I’m amazed at how some things that would be a simple task in the U.S. are incomprehensibly difficult in France. Take doing laundry for instance:

I live in a university dorm room in Dijon. There are nearly 20,000 students that attend the university. There are over 20 dorms here at the University. We share ONE room to do laundry. This laundry room has THREE washers and THREE dryers. Let’s do the math:

Each dorm has 33 people per floor. Each dorm has four floors, that’s 132 students per dorm plus the service staff (who also live in the dorms). So, nearly 140 people per dorm building. 140 people in each of 20 buildings is 2800 people over all, with just three washers and dryers among us.

The washers hold very little clothing. I can easily fit twice as much clothing in a U.S. washing machine than I can fit into one of these small, Lilliputian machines. I swear these things were designed by Handy to accomodate Schtroumpfs.

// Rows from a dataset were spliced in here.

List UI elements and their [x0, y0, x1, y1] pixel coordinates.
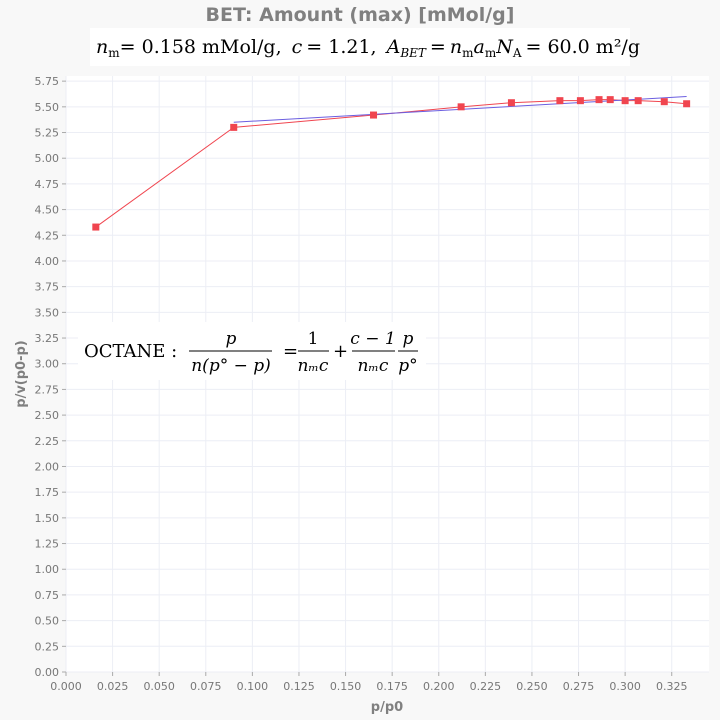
plus-sign: + [333, 341, 348, 362]
x-tick-label: 0.000 [50, 680, 82, 693]
x-tick-label: 0.250 [516, 680, 548, 693]
data-point [634, 97, 642, 105]
data-point [660, 98, 668, 106]
x-tick-label: 0.025 [97, 680, 129, 693]
frac2-den: nₘc [298, 356, 329, 376]
chart-title: BET: Amount (max) [mMol/g] [206, 4, 515, 26]
y-tick-label: 2.75 [35, 383, 60, 396]
x-tick-label: 0.325 [656, 680, 688, 693]
series-layer [92, 96, 691, 231]
frac4-num: p [403, 329, 414, 349]
data-point [621, 97, 629, 105]
y-tick-label: 2.50 [35, 409, 60, 422]
y-tick-label: 0.75 [35, 589, 60, 602]
y-tick-label: 5.50 [35, 101, 60, 114]
data-point [683, 100, 691, 108]
frac1-num: p [226, 329, 237, 349]
data-point [457, 103, 465, 111]
data-point [595, 96, 603, 104]
y-tick-label: 3.25 [35, 332, 60, 345]
frac3-num: c − 1 [350, 329, 395, 349]
x-ticks: 0.000 0.025 0.050 0.075 0.100 0.125 0.150 0.175… [50, 672, 687, 693]
frac2-num: 1 [308, 329, 319, 349]
y-tick-label: 4.00 [35, 255, 60, 268]
y-tick-label: 3.75 [35, 281, 60, 294]
x-tick-label: 0.125 [283, 680, 315, 693]
y-tick-label: 5.25 [35, 127, 60, 140]
y-tick-label: 0.50 [35, 615, 60, 628]
bet-equation: OCTANE : p n(p° − p) = 1 nₘc + c − 1 nₘc… [84, 329, 418, 376]
x-tick-label: 0.275 [563, 680, 595, 693]
data-point [507, 99, 515, 107]
y-tick-label: 1.75 [35, 486, 60, 499]
x-tick-label: 0.075 [190, 680, 222, 693]
x-tick-label: 0.200 [423, 680, 455, 693]
x-tick-label: 0.050 [143, 680, 175, 693]
x-tick-label: 0.150 [330, 680, 362, 693]
y-tick-label: 4.50 [35, 204, 60, 217]
c-value: = 1.21, [306, 36, 376, 58]
y-tick-label: 1.50 [35, 512, 60, 525]
y-ticks: 0.00 0.25 0.50 0.75 1.00 1.25 1.50 1.75 2.00 2.25… [35, 75, 66, 679]
y-tick-label: 4.25 [35, 229, 60, 242]
equals-sign: = [283, 341, 298, 362]
y-tick-label: 1.25 [35, 538, 60, 551]
y-tick-label: 3.00 [35, 358, 60, 371]
y-tick-label: 2.25 [35, 435, 60, 448]
frac1-den: n(p° − p) [191, 356, 271, 376]
data-point [92, 223, 100, 231]
data-point [556, 97, 564, 105]
abet-value: = 60.0 m²/g [526, 36, 641, 58]
nm-value: = 0.158 mMol/g, [120, 36, 282, 58]
subtitle-box [90, 28, 630, 66]
x-tick-label: 0.300 [609, 680, 641, 693]
data-point [230, 123, 238, 131]
y-tick-label: 3.50 [35, 306, 60, 319]
x-tick-label: 0.225 [470, 680, 502, 693]
data-point [370, 111, 378, 119]
y-tick-label: 5.75 [35, 75, 60, 88]
annotation-label: OCTANE : [84, 341, 177, 362]
chart-subtitle: nm= 0.158 mMol/g, c = 1.21, ABET = nmamNA = 60… [96, 36, 640, 60]
y-tick-label: 0.00 [35, 666, 60, 679]
data-point [606, 96, 614, 104]
y-axis-title: p/v(p0-p) [14, 340, 29, 407]
data-point [576, 97, 584, 105]
y-tick-label: 4.75 [35, 178, 60, 191]
frac3-den: nₘc [358, 356, 389, 376]
x-tick-label: 0.175 [376, 680, 408, 693]
x-axis-title: p/p0 [371, 700, 403, 715]
y-tick-label: 2.00 [35, 460, 60, 473]
y-tick-label: 1.00 [35, 563, 60, 576]
frac4-den: p° [398, 356, 417, 376]
x-tick-label: 0.100 [237, 680, 269, 693]
y-tick-label: 0.25 [35, 640, 60, 653]
y-tick-label: 5.00 [35, 152, 60, 165]
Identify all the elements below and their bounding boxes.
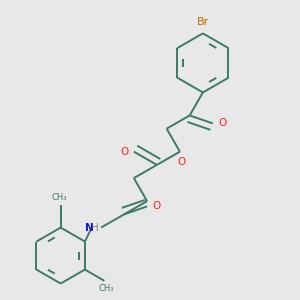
Text: O: O (218, 118, 226, 128)
Text: O: O (177, 157, 186, 167)
Text: H: H (91, 223, 99, 232)
Text: O: O (120, 147, 128, 157)
Text: CH₃: CH₃ (51, 193, 67, 202)
Text: Br: Br (197, 16, 209, 26)
Text: CH₃: CH₃ (98, 284, 114, 293)
Text: N: N (85, 223, 93, 232)
Text: O: O (153, 201, 161, 212)
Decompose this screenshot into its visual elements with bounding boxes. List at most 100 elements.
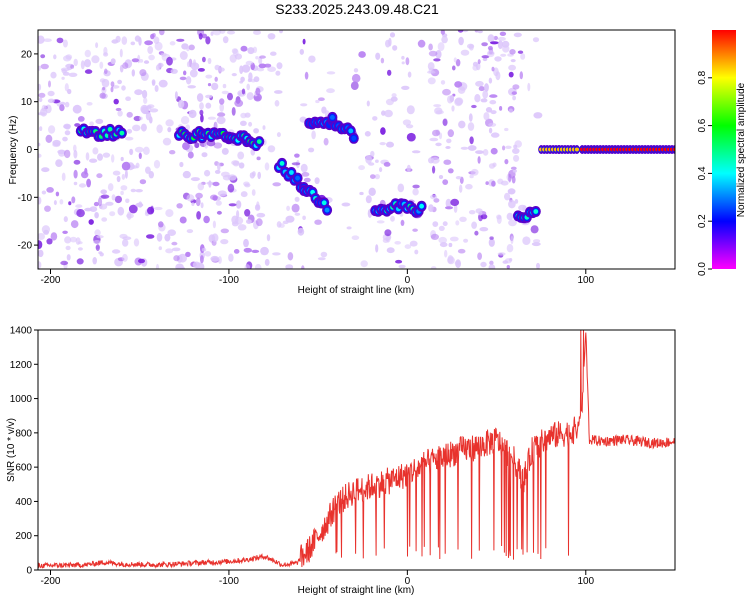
snr-axes: -200 -100 0 100 1400 1200 1000 800 600 400 200 0 [10,326,595,588]
noise-speckle [86,102,93,106]
noise-speckle [264,162,270,171]
noise-speckle [73,159,81,165]
spectrogram-y-label: Frequency (Hz) [8,116,19,185]
noise-speckle [520,53,526,60]
noise-speckle [143,146,150,155]
noise-speckle [465,183,473,190]
colorbar-label: Normalized spectral amplitude [736,82,747,217]
noise-speckle [97,153,103,161]
noise-speckle [164,233,171,242]
noise-speckle [358,51,366,58]
noise-speckle [512,169,517,173]
noise-speckle [185,251,191,258]
noise-speckle [438,175,444,179]
noise-speckle [489,236,494,240]
track-core [295,175,300,181]
noise-speckle [507,188,516,195]
noise-speckle [251,249,260,253]
noise-speckle [474,230,479,236]
noise-speckle [53,54,57,60]
noise-speckle [99,61,104,69]
noise-speckle [505,145,512,149]
noise-speckle [406,132,416,142]
noise-speckle [85,152,90,161]
noise-speckle [488,122,497,127]
noise-speckle [48,80,51,88]
noise-speckle [153,206,163,211]
noise-speckle [38,196,42,205]
noise-speckle [70,220,79,229]
noise-speckle [517,50,524,54]
noise-speckle [45,134,53,143]
noise-speckle [478,211,483,216]
noise-speckle [497,36,506,41]
noise-speckle [358,165,365,171]
noise-speckle [494,56,502,62]
noise-speckle [512,84,520,90]
noise-speckle [153,36,160,44]
noise-speckle [219,98,225,105]
noise-speckle [205,102,212,109]
chart-title: S233.2025.243.09.48.C21 [275,1,439,17]
noise-speckle [303,177,311,183]
noise-speckle [76,209,85,218]
noise-speckle [233,48,239,57]
noise-speckle [267,145,276,153]
noise-speckle [530,225,539,234]
noise-speckle [78,183,87,188]
noise-speckle [41,190,47,195]
noise-speckle [398,264,406,269]
noise-speckle [384,109,393,118]
noise-speckle [130,41,136,46]
noise-speckle [326,71,336,75]
noise-speckle [100,194,110,199]
noise-speckle [427,70,436,74]
noise-speckle [267,33,276,40]
noise-speckle [68,72,78,78]
noise-speckle [240,120,247,127]
noise-speckle [497,40,503,49]
noise-speckle [40,54,46,59]
noise-speckle [133,238,140,247]
snr-plot-area [38,330,675,570]
noise-speckle [241,88,246,95]
noise-speckle [317,257,326,261]
noise-speckle [438,236,448,244]
noise-speckle [291,162,301,166]
noise-speckle [260,246,269,256]
noise-speckle [395,259,403,264]
noise-speckle [155,263,160,269]
noise-speckle [445,206,453,210]
noise-speckle [383,162,391,167]
noise-speckle [299,48,304,55]
noise-speckle [38,240,43,249]
noise-speckle [433,198,440,203]
noise-speckle [130,188,136,193]
noise-speckle [407,71,412,78]
noise-speckle [196,93,204,102]
noise-speckle [101,217,108,222]
noise-speckle [93,240,101,244]
noise-speckle [76,258,84,265]
noise-speckle [62,136,68,142]
noise-speckle [66,254,71,261]
noise-speckle [84,207,93,212]
noise-speckle [266,234,271,242]
noise-speckle [177,99,185,109]
noise-speckle [458,120,466,129]
noise-speckle [86,178,91,188]
noise-speckle [214,76,218,82]
noise-speckle [475,150,484,155]
noise-speckle [469,136,474,145]
noise-speckle [221,147,229,155]
noise-speckle [241,64,251,73]
noise-speckle [185,124,190,131]
noise-speckle [527,82,531,92]
noise-speckle [446,138,452,144]
noise-speckle [351,73,361,83]
noise-speckle [506,212,514,221]
noise-speckle [495,71,501,81]
noise-speckle [121,36,128,45]
noise-speckle [117,79,122,85]
noise-speckle [479,227,489,232]
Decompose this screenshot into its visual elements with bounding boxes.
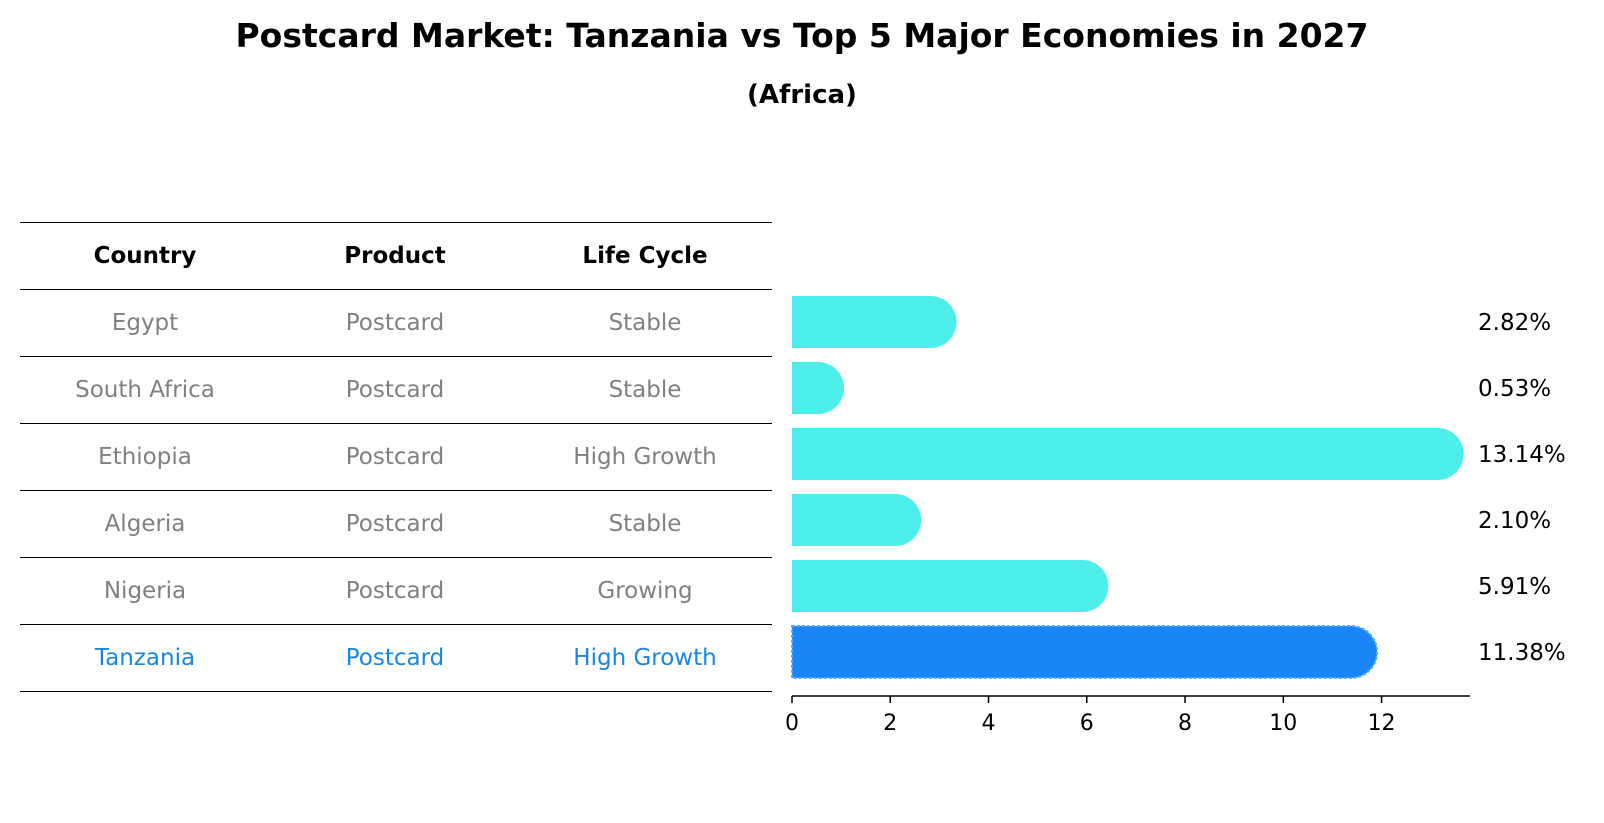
bar-value-label: 2.82% [1478,310,1551,336]
x-tick-label: 0 [785,711,799,736]
bar-value-label: 0.53% [1478,376,1551,402]
chart-title: Postcard Market: Tanzania vs Top 5 Major… [235,16,1369,55]
bar-value-label: 13.14% [1478,442,1566,468]
x-tick-label: 8 [1178,711,1192,736]
header-product: Product [344,243,446,269]
product-cell: Postcard [345,578,445,604]
bar [791,625,1379,679]
product-cell: Postcard [345,377,445,403]
x-tick-label: 6 [1080,711,1094,736]
product-cell: Postcard [345,511,445,537]
header-country: Country [93,243,197,269]
bar [792,362,845,414]
life-cycle-cell: Growing [597,578,693,604]
x-tick-label: 2 [883,711,897,736]
product-cell: Postcard [345,444,445,470]
bar-value-label: 5.91% [1478,574,1551,600]
product-cell: Postcard [345,645,445,671]
x-tick-label: 10 [1269,711,1297,736]
product-cell: Postcard [345,310,445,336]
life-cycle-cell: Stable [608,310,682,336]
bar [792,560,1109,612]
bar [792,296,957,348]
country-cell: Algeria [104,511,186,537]
header-life-cycle: Life Cycle [582,243,708,269]
bar-value-label: 2.10% [1478,508,1551,534]
table-row-highlighted: Tanzania Postcard High Growth [20,624,772,692]
life-cycle-cell: Stable [608,377,682,403]
table-row: South Africa Postcard Stable [20,356,772,423]
table-row: Egypt Postcard Stable [20,289,772,356]
x-tick-label: 12 [1368,711,1396,736]
table-row: Ethiopia Postcard High Growth [20,423,772,490]
x-tick-label: 4 [982,711,996,736]
country-cell: Tanzania [94,645,196,671]
data-table: Country Product Life Cycle Egypt Postcar… [20,222,772,692]
country-cell: Egypt [111,310,179,336]
life-cycle-cell: High Growth [573,645,717,671]
country-cell: Nigeria [103,578,187,604]
country-cell: South Africa [75,377,215,403]
bar [792,428,1464,480]
chart-subtitle: (Africa) [747,80,857,110]
country-cell: Ethiopia [98,444,192,470]
bar [792,494,922,546]
table-row: Nigeria Postcard Growing [20,557,772,624]
bar-value-label: 11.38% [1478,640,1566,666]
table-header-row: Country Product Life Cycle [20,222,772,289]
life-cycle-cell: Stable [608,511,682,537]
life-cycle-cell: High Growth [573,444,717,470]
table-row: Algeria Postcard Stable [20,490,772,557]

As if all this isn’t a big enough pain, it costs €2.30 to wash one load of laundry and then €1.60 to dry my clothes completely. Since the washers are so small, I have to do five loads a week. This means I spend nearly €20 a week on laundry or €80 a month! The only thing that costs me more is my rent. And if you wonder what €80 translates to, that’s about $100. I could go to Switzerland for a weekend on €80. I could take my girlfriend out for a nice dinner, a movie and dancing TWICE on €80. It’s insanely expensive. In the U.S., I spent MAYBE $10 a week on washing…

And since there’s only three machines for the entire campus (and they’re only open from 9h00 to 22h30) I have to queue for nearly 2 hours just to get a machine. Then, as it takes me 2 hours to wash and dry one load of laundry, it takes me literally ALL DAY to wash all my clothes.

I’ve been able to cut down on the incovenience by wearing my jeans two or three times before washing them and using special dryer sheets to clean my sweaters. But while this saves me a little money, it still takes over half the day to wash my clothes.

You may think it would be better for me to go to a different laundrymat, but the others are more expensive, costing €5 to wash and €2 to dry.

Oh, and the method of payment is great. There’s no change machine in the laundry room, so I have to to the Post Office to get €20 in change for the machines (yes, the POST OFFICE, I am neither kidding nor lying when I say that the BANKS here don’t actually have money). Then the machines themselves don’t have a slot to pay, there’s one central payment box where you drop in your money and press the number for the dryer or the washer you’re using. No change is given if you don’t have exact change AND if you accidentally over pay on the dryer, you don’t get any extra time credited. You get 26 minutes exactly. No more, no less. Even better, if you open the dryer and the dryer stops, you still run down the timer, whether or not the dryer is actually going.

When I visited Nice, the hostel I stayed at charged us €5 to do ALL our laundry, including folding it!! It costs €40 round trip to get to Nice and €20 a night for the hostel plus €5 for the laundry, and since breakfast is included, hmmm it’s cheaper for me to go to Nice to do my laundry than it is to do it here… and somehow that doesn’t surprise me.

Afterall, in France, peanut butter can only be found in the international aisle at the supermarkets…

However, as I’ve said before, I love it here and I am glad I came here.